The Deal

EF’s deal is 10% equity for roughly $100k.

To give extra incentive to join, they also pay you €6k for the 4 months of the programme. Yes, it’s actually 4 (not 3, like they say), because the programme starts when they release cohort names and people start networking. That helps with your personal runway (how long you can build a business without a salary), and people don’t feel that they’ve given up that much other than time, in case EF doesn’t work out for them. I think this is a gamechanger for many people.

EF do not invest in every company that’s at EF. They only invest in 30-40% or of the companies who have teamed up. In my cohort, there were 30 people who teamed up, and 17 who did not. That’s 15 teams. This means that EF will invest in only 5 teams, i.e. 10 people, which is only 20% of the total cohort. Don’t think that because you are in the programme, you will find a co-founder and get the pre-seed investment.

Is it a bad deal?

People tend to complain about this deal. I disagree. At EF you start with nothing. Even when the investment happens, the most you would have done, is probably a waitlist or maybe a few FFF (friends, family and fools) customers. The 100k let’s you build things for 9-12 and pay yourselves a $2.5k-3k monthly salary. Generally you should be able to raise more capital a few months in.
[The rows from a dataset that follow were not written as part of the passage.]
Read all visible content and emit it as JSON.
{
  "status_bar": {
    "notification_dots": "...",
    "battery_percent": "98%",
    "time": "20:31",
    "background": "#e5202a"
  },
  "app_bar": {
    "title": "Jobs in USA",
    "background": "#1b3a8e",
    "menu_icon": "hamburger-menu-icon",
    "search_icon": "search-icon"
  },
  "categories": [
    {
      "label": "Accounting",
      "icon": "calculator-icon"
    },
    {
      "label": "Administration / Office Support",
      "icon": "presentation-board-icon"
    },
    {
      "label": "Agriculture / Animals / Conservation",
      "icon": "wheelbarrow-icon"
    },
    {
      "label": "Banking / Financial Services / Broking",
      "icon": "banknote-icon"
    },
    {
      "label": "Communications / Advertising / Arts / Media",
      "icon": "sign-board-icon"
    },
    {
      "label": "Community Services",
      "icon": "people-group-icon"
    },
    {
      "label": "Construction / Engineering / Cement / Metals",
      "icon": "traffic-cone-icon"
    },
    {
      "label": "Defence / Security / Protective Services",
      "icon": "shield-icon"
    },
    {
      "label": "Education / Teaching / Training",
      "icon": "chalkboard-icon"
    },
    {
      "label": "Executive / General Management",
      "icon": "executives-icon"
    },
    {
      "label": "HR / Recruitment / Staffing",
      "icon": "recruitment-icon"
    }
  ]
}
Of course, when you look at the company’s pitches, it sounds like insane traction for a few months. But it’s not. For instance, one of EF’s flagship stories musiioo, claimed that they have a database with millions of songs already. Sounds impressive, right? Well, it’s not if you think more than 5 seconds about it. It’s a vanity metric. All the songs came from an open access database. Anyone tech savvy could download them and run some data analysis on them. It just sounds impressive, because it’s a large number. Anyway, just wanted to emphasise that it’s reaaaallly early for most of these companies. It’s not common to build something big in a few weeks.

When you pitch, you have “to be onto something”, not have a seed-ready company with a working business model. A few letters of intent, some decent weekly progress, etc. are good enough.

On top of this, you have to think where you are in the stack to see whether it’s a good or bad deal. If you’ve founded a successful startup before, you know investors already and they trust your business much more. That’s a bad deal then, you don’t need the EF money or the many talks and lectures. The only thing EF will be good for is your co-founder search, and that alone might be worth 10%. And it will be great for that, because you’re likely to already know what you want in a co-founder.

But if you’ve never raised much money, ever founded or worked as an early employee at a startup, then EF could be your gateway to the startup world. I think that’s the most attractive thing about EF. It’s a very easy, low-risk entry to give it a try in that world.

Is EF a good investor?

Short answer - they’re probably 2nd or 3rd tier. I’ve heard that they’re very hands-on and expect frequent updates but give little in return. However, that’s a good worry to have. I personally would not want them on my cap table, because it’s a meatgrinder but I’m in the very privileged of choosing our investors.

Is the alumni network worth it?

Short answer - no. The alumni community is relatively dead and there almost no events. The cohorts are very active, but once you ‘graduate’, there is nothing that sticks with you as an alumnus.